Lindomar Dias Padilha é graduado em filosofia, especializado em
Desenvolvimento e Relações Sociais pela Universidade Nacional de
Brasília e formado em Direitos Humanos. Padilha atua junto aos povos
indígenas da Amazônia brasileira desde 1991.
Casado e pai de dois filhos, trabalha no observatório
Pan Amazônico prestando serviços de análises sobre temas relacionados à
Amazônia, aos territórios, e à mercantilização e financeirização da
natureza. Na entrevista, Padilha, que é também membro do Comitê
Brasileiro de Defensoras e Defensores de Direitos Humanos, aprofunda
questões relacionadas aos povos da Amazônia e ao bem viver.
* Podemos falar sobre um histórico de violação dos direitos humanos na Amazônia?
Regra geral, os povos indígenas são violados, saqueados e assassinados,
física e culturalmente, desde a invasão europeia. O problema de fundo é
que estes povos sempre foram “vítimas” de projetos sonhados por outros, e
nunca foram considerados sujeitos e propositores de seus próprios
projetos. Entretanto, creio que os ciclos que se seguiram após o contato
também tiveram e têm papel preponderante na ação de expropriar e
mercantilizar a natureza. Tivemos neste caso, aqui no Acre, dois ciclos
onde a seringueira era a matéria prima para a produção de borracha para
as fábricas que alimentavam a guerra e o “progresso”.
Neste momento, a tese principal tem sido a do uso intensivo do que ainda
resta de matéria prima sob o pseudônimo de “sustentabilidade”. Está em
curso um perverso modelo de ataque aos territórios indígenas e
comunidades tradicionais. Destaco três aspectos deste modelo: um
primeiro é o incentivo à produção de peixes em cativeiro (peixes de
granja) num claro interesse de alimentar os mercados de ração e atacar a
soberania alimentar das comunidades e, claro, criar ainda mais
dependência; um segundo é o chamado “manejo” que, no caso do Acre, tem
sido mais uma “autorização” para o desmate.
Chamam de manejo
sustentável, mas na prática, é insustentável porque, entre outras
coisas, foca exclusivamente na madeira e desconsidera todos os outros
elementos deste complexo bioma Amazônico, por exemplo, as fontes de água
e os animais, notadamente as espécies endêmicas. E um terceiro aspecto
são os projetos de Pagamentos por Serviços Ambientais (PSA)
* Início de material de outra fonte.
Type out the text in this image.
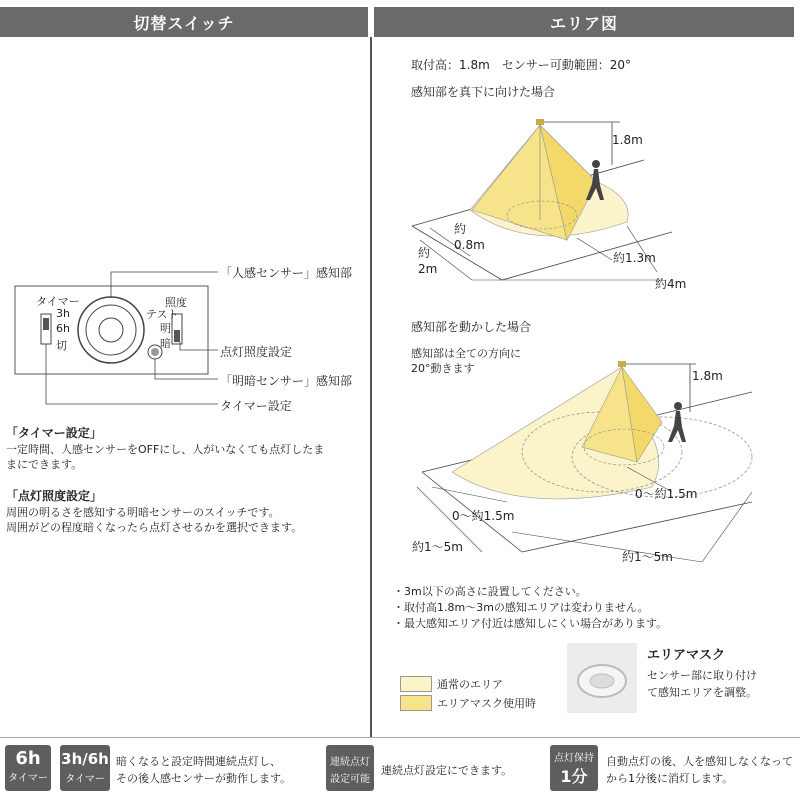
切替スイッチ	エリア図
タイマー
3h
6h
切
照度
テスト
明
暗
「人感センサー」感知部
点灯照度設定
「明暗センサー」感知部
タイマー設定
「タイマー設定」
一定時間、人感センサーをOFFにし、人がいなくても点灯したま
まにできます。
「点灯照度設定」
周囲の明るさを感知する明暗センサーのスイッチです。
周囲がどの程度暗くなったら点灯させるかを選択できます。
取付高：1.8m　センサー可動範囲：20°
感知部を真下に向けた場合
1.8m
約
0.8m
約
2m
約1.3m
約4m
感知部を動かした場合
感知部は全ての方向に
20°動きます
1.8m
0～約1.5m
0～約1.5m
約1～5m
約1～5m
・3m以下の高さに設置してください。
・取付高1.8m～3mの感知エリアは変わりません。
・最大感知エリア付近は感知しにくい場合があります。
通常のエリア
エリアマスク使用時
エリアマスク
センサー部に取り付け
て感知エリアを調整。
6h
タイマー
3h/6h
タイマー
暗くなると設定時間連続点灯し、
その後人感センサーが動作します。
連続点灯
設定可能
連続点灯設定にできます。
点灯保持
1分
自動点灯の後、人を感知しなくなって
から1分後に消灯します。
especialmente os de REDD+ que não são outra coisa que não a autorização
para que empresas e países que mais poluem, sigam poluindo por meio da
compra de créditos de carbono.
Ou seja, os povos indígenas, a título de
preservarem seus territórios, estão na verdade vendendo o usufruto
destes territórios para empresas que, assim, podem “compensar” a emissão
de gases de efeito estufa e outros. A lógica do capitalismo verde é
simples: se falta ar, então, compremos os pulmões.
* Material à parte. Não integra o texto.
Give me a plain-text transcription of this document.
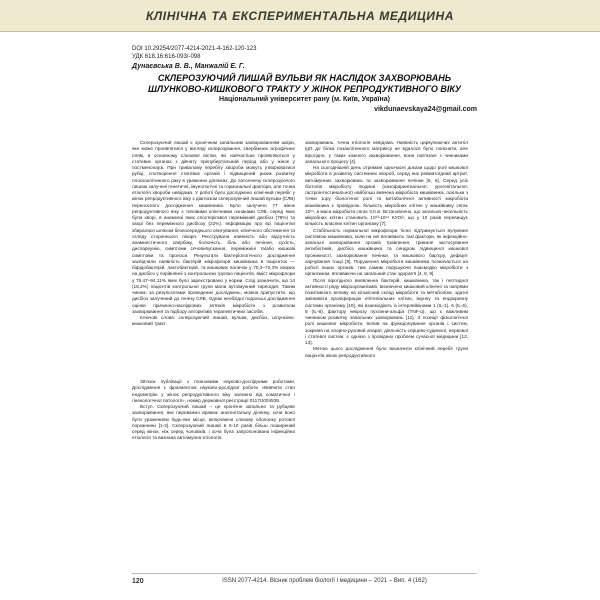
КЛІНІЧНА ТА ЕКСПЕРИМЕНТАЛЬНА МЕДИЦИНА
DOI 10.29254/2077-4214-2021-4-162-120-123
УДК 618.16:616-093/-098
Дунаєвська В. В., Манжалій Е. Г.
СКЛЕРОЗУЮЧИЙ ЛИШАЙ ВУЛЬВИ ЯК НАСЛІДОК ЗАХВОРЮВАНЬ ШЛУНКОВО-КИШКОВОГО ТРАКТУ У ЖІНОК РЕПРОДУКТИВНОГО ВІКУ
Національний університет рану (м. Київ, Україна)
vikdunaevskaya24@gmail.com

Склерозуючий лишай є хронічним запальним захворюванням шкіри, яке може проявлятися у вигляді склерозування, свербіжних атрофічних плям, в основному слизової вістки, які найчастіше проявляються у статевих органах з дівчату препубертальний період або у жінок у постменопаузі. При тривалому перебігу хвороби можуть утворюватися рубці, спотворення статевих органів і підвищений ризик розвитку плоскоклітинного раку в уражених ділянках. До патогенезу склерозуючого лишаю залучені генетичні, імунологічні та гормональні фактори, але точна етіологія хвороби невідома. У роботі було досліджено клінічний перебіг у жінок репродуктивного віку з діагнозом склерозуючий лишай вульви (СЛВ) переносного дослідження кишківника. Було залучено 77 жінок репродуктивного віку з типовими клінічними ознаками СЛВ, серед яких були хворі, в анамнезі яких спостерігався переміжний дисбіоз (78%) та хворі без переміжного дисбіозу (22%). Інформацію про всі пацієнтки збиралася шляхом безпосереднього опитування, клінічного обстеження та огляду стороннього лікаря. Реєстрували наявність або відсутність анамнестичного свербіжу, болючість, біль або печіння, сухість, диспареунію, симптоми сечовипускання, переміжніні та/або кишкові симптоми та проноси. Результати бактеріологічного дослідження засвідчили наявність бактерій мікрофлори кишківника в пацієнток — біфідобактерій, лактобактерій, та кишкових паличок у 70,3–72,3% хворих на дисбіоз у порівнянні з контрольною групою пацієнтів, вміст мікрофлори у 76,47–94,11% яких було зареєстровано у норми. Слід зазначити, що 14 (18,2%) пацієнтів контрольної групи мали аутоімунний тиреоїдит. Таким чином, за результатами проведених досліджень, можна припустити, що дисбіоз залучений до генезу СЛВ. Однак необхідні подальші дослідження оцінки причинно-наслідкових зв'язків мікробіоти з розвитком захворювання та підбору алгоритмів терапевтичних засобів.

Ключові слова: склерозуючий лишай, вульва, дисбіоз, шлунково-кишковий тракт.

Зв'язок публікації з плановими науково-дослідними роботами. Дослідження є фрагментом науково-дослідної роботи «Вивчити стан ендометрію у жінок репродуктивного віку залежно від соматичної і гінекологічної патології», номер державної реєстрації 0117U004539.

Вступ. Склерозуючий лишай – це хронічне запальне та рубцеве захворювання, яке переважно вражає аногенітальну ділянку, хоча воно бути уражениям будь-яке місце, включаючи слизову оболонку ротової порожнини [1-3]. Склерозуючий лишай в 6-10 разів більш поширений серед жінок, ніж серед чоловіків, і хоча була запропонована інфекційна етіологія та визнана автоімунна етіологія.

захворювань, точна етіологія невідома. Наявність циркулюючих антитіл IgG до білка позаклітинного матриксу не вдалося було пояснити, але вірогідно, у таких кожного захворювання, вони пов'язані з чинниками запального процесу [4].

На сьогоднішній день отримані одночасні докази щодо ролі кишкової мікробіоти в розвитку системних хвороб, серед них ревматоїдний артрит, автоімунних захворювань та захворювання печінки [5, 6]. Серед усіх біотопів мікробіоту людини (назофарингеальної, урогенітальної, гастроінтестинальної) найбільш вивчена мікробіота кишківника, оскільки з точки зору біологічної ролі та метаболічної активності мікробіота кишківника є провідною. Кількість мікробних клітин у кишківнику сягає 10¹⁴, а маса мікробіоти сягає 3,0 кг. Встановлено, що загальна чисельність мікробних клітин становить 10¹³-10¹⁴ КУО/г, що у 10 разів перевищує кількість власних клітин організму [7].

Стабільність нормальної мікрофлори тісно підтримується вулумних системою кишківника, коли на неї впливають такі фактори, як інфекційно-запальні захворювання органів травлення, тривале застосування антибіотиків, дисбіоз кишківника та синдром підвищеної кишкової проникності, захворювання печінки, та кишкового бар'єру, дефіцит харчування тощо [8]. Порушення мікробіоти кишківника позначається на роботі інших органів, тим самим порушуючи взаємодію мікробіоти з організмом, впливаючи на загальний стан здоров'я [4, 8, 9].

Після вірогідного виявлення бактерій, кишківника, так і пептидної активності ряду мікрооргаанізмів, визначено кишковий клінічні та напрями позитивного впливу на кількісний склад мікробіоти та метаболізм, здатні змінювати проліферацію епітеліальних клітин, імунну та ендокринну системи організму [10], які взаємодіють із інтерлейкінами 1 (IL-1), 6 (IL-6), 8 (IL-8), фактору некрозу пухлини-альфа (TNF-α), що є важливим чинником розвитку запальних захворювань [11]. З позиції фізіологічної ролі кишкової мікробіоти, вплив на функціонування органів і систем, зокрема на опорно-руховий апарат, діяльність серцево-судинної, нервової і статевої систем, є однією з провідних проблем сучасної медицини [12, 13].

Метою цього дослідження було визначити клінічний перебіг групи пацієнтів жінок репродуктивного

120	ISSN 2077-4214. Вісник проблем біології і медицини – 2021 – Вип. 4 (162)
Este é um tema propositadamente envolto a uma nuvem de suposta
complexidade, mas na verdade, trata-se simplesmente do comércio do ar
que respiramos. Quem pode, compra o direito de seguir poluindo e pronto.
* Que órgãos têm lutado a favor da defesa destes povos?
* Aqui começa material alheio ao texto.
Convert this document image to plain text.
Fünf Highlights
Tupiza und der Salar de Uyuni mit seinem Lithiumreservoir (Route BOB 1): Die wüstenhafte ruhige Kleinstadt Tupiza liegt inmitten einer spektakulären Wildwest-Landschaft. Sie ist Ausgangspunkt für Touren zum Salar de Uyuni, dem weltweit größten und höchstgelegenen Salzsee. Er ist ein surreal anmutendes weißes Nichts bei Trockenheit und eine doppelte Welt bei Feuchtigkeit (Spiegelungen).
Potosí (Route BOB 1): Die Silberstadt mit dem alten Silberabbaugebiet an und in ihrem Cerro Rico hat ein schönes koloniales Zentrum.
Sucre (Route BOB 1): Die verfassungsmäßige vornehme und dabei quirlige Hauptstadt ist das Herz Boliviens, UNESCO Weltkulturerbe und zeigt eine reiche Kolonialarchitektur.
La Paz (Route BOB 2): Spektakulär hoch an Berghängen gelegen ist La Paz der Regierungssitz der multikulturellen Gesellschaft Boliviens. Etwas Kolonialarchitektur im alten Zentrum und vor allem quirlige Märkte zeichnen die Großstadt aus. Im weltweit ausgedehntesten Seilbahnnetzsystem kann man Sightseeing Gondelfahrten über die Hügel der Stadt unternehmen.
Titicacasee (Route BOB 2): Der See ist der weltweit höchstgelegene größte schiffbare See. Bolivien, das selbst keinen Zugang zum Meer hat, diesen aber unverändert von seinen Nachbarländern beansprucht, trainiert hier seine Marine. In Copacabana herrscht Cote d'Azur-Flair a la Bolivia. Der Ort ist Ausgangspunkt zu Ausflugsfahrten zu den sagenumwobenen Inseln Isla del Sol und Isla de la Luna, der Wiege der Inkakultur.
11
Teoricamente, temos muitos órgãos na defesa dos povos indígenas.
Entretanto, temos que ter muito cuidado porque muitas ONGs, são
basicamente “Organizações Neo Governamentais” porque dependem
diretamente de recursos públicos. Por outro lado, muitas delas são
dependentes de recursos externos, justamente de países ou financiadoras
que desenvolvem trabalhos no campo da dita economia verde. Ou seja,
empresas e governos se valem dessas ONGs para terem acesso às
comunidades e induzi-las à venda de sua autonomia territorial.
Na prática, são pouquíssimas as instituições que, de fato, trabalham na
defesa dos interesses dessas comunidades. Para não ser injusto, prefiro
não citar nomes de organizações. Entretanto, posso afirmar com toda
certeza que as mega ONGs, de atuação internacional, são, na verdade,
empresas do capitalismo verde e, portanto, a serviço do grande capital e
contra os povos indígenas e comunidades tradicionais. Também essas
ONGs/empresas, fazem parte do sofisticado mecanismo de expropriação.
A REPAM (Rede Eclesial Pan Amazônica) tem se apresentado como uma
proposta de rede capaz de articular essas entidades, ainda que o campo
de atuação seja muito mais ligado à Igreja Católica. Aliás, isso aponta
para uma nova etapa , uma etapa pós Laudato Sì. Essa é uma importante
iniciativa e traz esperanças para os povos indígenas e comunidades da
nossa Pan Amazônia.
* Sobre os casos concretos – de violação dos direitos dos povos – que
foram levados aos Estados Unidos da América, há perspectivas de que os
responsáveis sejam punidos?
Os sistemas ligados à Organização dos Estados Americanos (OEA), a
despeito de sua boa vontade, é lento quando se trata de punição, talvez
por ser uma organização financiada e mantida justamente pelos estados,
na maioria das vezes, os que mais violam ou deixam violar os direitos.
Nossa perspectiva, no entanto, é muito boa, porque mais que punir
espera-se dar visibilidade aos casos e criar nos próprios estados, junto
à sociedade civil, um clima mais favorável à Amazônia e seus povos,
pessoas que vivem, produzem e cuidam desta vasta área riquíssima em
bio-sócio-diversidade.
Todos os casos apresentados na Comissão Interamericana de Direitos
Humanos da OEA por nós, são exemplos da gravíssima situação de violação
dos direitos em nossos territórios e, cuja denúncia esperamos, alcance
os ouvidos das pessoas de bem e boa vontade para que saiam na defesa
desses povos e territórios. No caso do Acre, é preciso que o Brasil e o
mundo saibam dessas violações travestidas de sustentáveis e apresentadas
como “modelo” ao mundo. É preciso que a cortina se descerre e as
pessoas vejam a verdade por trás desses projetos ligados à economia
verde para que, assim, possam compreender o que realmente está se
passando no Acre e em nossa grande Amazônia.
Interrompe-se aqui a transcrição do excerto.